Burying the Survivors

Photo: Geoffrey Scott Baker, resident of nearby Oella who calls Ellicott City his muse
I remember this riddle from middle school days -- "If a plane crashes on the U.S.-Canada border, where would they bury the survivors?" The punchline, of course, is that you don't bury survivors.

I was reminded of this when reading Ambitious Ellicott City flood prevention plan would tear down 19 buildings in historic downtown, by Baltimore Sun journalists Sarah Meehan and Jess Nocera. The headline is an accurate summary of what Howard County officials have proposed in response to the devastating floods of July 2016 (see my Flood Flash and and Flood Peak articles) and May 2018 (Flooding: It's Not in the Cards).

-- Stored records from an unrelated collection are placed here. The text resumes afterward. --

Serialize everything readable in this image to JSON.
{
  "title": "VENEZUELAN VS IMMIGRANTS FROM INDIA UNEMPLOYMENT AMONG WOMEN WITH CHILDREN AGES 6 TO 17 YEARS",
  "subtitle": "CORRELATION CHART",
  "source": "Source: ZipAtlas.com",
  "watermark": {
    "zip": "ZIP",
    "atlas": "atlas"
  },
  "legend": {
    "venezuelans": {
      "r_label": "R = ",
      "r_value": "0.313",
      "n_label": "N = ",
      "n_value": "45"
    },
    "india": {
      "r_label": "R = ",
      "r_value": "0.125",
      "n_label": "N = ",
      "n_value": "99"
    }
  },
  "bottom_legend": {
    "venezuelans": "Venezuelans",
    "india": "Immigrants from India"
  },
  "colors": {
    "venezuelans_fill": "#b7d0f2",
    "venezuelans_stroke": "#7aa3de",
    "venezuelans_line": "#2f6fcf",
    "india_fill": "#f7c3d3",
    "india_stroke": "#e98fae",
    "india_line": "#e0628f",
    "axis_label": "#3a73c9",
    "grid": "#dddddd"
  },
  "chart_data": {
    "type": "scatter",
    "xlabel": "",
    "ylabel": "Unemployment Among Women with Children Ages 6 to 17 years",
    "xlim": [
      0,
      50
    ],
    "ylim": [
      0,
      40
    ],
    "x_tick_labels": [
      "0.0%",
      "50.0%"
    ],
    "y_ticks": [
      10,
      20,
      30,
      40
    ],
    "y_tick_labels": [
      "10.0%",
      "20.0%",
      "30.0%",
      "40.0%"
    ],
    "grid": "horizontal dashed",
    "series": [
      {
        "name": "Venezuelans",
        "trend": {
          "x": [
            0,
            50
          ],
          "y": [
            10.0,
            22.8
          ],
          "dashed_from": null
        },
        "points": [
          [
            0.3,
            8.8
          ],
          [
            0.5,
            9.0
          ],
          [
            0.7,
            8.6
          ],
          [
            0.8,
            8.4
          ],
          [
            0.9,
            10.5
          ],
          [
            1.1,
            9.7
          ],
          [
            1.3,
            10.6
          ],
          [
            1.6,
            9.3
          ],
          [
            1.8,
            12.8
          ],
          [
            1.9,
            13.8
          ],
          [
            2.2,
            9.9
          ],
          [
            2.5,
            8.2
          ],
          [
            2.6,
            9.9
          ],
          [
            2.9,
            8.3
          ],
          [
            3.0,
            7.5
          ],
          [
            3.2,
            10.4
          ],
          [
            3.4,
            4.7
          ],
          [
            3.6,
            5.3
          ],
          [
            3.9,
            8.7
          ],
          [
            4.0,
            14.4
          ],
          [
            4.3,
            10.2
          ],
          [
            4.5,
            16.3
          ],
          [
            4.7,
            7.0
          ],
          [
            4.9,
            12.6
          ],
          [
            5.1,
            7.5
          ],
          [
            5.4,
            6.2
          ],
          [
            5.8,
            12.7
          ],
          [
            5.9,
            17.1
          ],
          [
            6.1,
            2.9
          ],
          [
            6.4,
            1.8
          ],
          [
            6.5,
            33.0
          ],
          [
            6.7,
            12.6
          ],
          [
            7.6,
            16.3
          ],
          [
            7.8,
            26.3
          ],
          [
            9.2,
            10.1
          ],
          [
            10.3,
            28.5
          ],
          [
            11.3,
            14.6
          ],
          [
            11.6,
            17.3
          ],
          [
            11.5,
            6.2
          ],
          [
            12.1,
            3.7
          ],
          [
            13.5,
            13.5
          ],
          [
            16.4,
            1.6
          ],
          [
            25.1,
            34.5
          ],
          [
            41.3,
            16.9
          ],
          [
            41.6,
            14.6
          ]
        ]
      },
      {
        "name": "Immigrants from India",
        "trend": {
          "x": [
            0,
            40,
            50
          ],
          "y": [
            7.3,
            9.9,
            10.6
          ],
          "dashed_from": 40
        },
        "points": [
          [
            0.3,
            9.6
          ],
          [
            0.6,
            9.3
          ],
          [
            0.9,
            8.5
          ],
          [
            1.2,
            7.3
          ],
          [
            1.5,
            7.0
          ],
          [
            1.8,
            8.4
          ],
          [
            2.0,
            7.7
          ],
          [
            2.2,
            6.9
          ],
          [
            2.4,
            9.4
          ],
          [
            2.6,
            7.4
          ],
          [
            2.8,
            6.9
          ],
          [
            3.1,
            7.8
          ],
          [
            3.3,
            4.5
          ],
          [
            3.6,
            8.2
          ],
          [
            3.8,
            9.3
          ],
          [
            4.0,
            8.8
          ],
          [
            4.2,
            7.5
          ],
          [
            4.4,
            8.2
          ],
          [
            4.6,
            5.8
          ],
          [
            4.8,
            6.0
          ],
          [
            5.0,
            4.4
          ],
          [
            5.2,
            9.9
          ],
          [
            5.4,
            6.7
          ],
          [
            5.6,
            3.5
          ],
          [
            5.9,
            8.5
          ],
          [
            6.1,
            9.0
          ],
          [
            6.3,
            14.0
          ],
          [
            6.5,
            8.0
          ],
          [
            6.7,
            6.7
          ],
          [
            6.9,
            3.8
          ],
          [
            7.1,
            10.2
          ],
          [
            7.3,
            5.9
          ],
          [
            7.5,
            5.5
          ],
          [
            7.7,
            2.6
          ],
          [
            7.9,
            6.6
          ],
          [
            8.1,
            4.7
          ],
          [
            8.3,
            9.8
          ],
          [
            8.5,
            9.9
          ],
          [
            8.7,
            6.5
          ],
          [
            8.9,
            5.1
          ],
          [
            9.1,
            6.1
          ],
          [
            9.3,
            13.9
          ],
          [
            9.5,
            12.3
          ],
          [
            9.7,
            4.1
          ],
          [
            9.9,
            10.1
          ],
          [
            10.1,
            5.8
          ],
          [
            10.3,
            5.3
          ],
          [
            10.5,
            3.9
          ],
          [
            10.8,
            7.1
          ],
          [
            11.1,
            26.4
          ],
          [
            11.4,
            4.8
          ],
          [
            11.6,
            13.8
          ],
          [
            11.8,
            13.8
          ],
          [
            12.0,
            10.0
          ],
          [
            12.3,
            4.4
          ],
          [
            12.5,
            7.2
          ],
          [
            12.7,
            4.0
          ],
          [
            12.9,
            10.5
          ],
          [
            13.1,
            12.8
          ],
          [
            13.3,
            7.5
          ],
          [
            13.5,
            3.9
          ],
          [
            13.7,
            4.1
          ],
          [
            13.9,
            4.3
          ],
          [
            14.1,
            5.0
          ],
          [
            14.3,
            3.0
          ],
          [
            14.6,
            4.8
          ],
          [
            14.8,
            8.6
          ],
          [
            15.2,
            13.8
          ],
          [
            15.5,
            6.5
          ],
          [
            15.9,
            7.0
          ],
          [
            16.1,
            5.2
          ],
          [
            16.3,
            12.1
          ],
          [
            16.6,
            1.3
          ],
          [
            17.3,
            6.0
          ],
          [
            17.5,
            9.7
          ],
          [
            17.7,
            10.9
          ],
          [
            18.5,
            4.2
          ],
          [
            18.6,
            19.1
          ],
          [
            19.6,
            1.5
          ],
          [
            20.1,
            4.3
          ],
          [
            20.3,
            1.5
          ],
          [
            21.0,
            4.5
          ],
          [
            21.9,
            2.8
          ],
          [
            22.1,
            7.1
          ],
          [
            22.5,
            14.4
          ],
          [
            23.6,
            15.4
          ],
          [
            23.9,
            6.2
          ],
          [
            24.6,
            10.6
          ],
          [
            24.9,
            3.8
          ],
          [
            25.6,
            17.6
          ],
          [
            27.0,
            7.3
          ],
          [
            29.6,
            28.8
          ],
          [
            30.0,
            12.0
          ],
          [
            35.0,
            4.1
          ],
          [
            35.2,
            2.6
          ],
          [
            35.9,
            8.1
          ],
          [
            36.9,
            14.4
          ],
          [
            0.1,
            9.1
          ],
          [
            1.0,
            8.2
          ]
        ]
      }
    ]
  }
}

The headline hints at some of the problems with the response of county officials. The plan is indeed ambitious, in the way that Al Capone was ambitious at banks: it contemplates obliterating the victims. The financial cost to be paid by the county would be high, but the businesses that have rebuilt in the "flood zone" would not survive in new locations. They thrive because of the "sense of place" to which they have contributed for years or decades.

The plan announcement seeks to downplay the impact of the demolition by pointing out that 5 percent of the historic district would be affected, and this map with much less than 1 percent in red reinforces (and exaggerates) that message. Everyone who cares about the place, however, knows that this is the most important road segment on the map, or indeed in the entire county.



Moreover, the removal of buildings in the path of the flood waters will not "prevent" flooding. As detailed in the Preservation Maryland Statement on Ellicott City Demolition Proposal, the county's plan merely moves victims out of the way but does not even include study of the radically altered upstream hydrology that has driven the floods.
Main Street Ellicott City -- A walkable downtown with arts, history, architecture, cuisine, and coffee
The story is a reminder that climate change is leaving less room for error in many of our decisions about the environment. In this case, decisions about land use that would normally have made flooding quantitatively worse are now making it qualitatively worse -- a threshold has been crossed into an entirely new type of flood risk.

Lagniappe

I have to admit that -- like many people from this part of Maryland -- I take the woes of Ellicott City personally. I have been a customer in most of the buildings slated for demolition, and my favorite librarian and I bought wedding gifts for each other in Discoveries.
Discoveries, around the anniversary of the 2016 flood. We tried to go again in May 2018, but downtown was thriving and we could not find a parking space. We were actually glad to see that. The next day, it was destroyed by a disaster resulting from climate change and poor land-use planning upstream.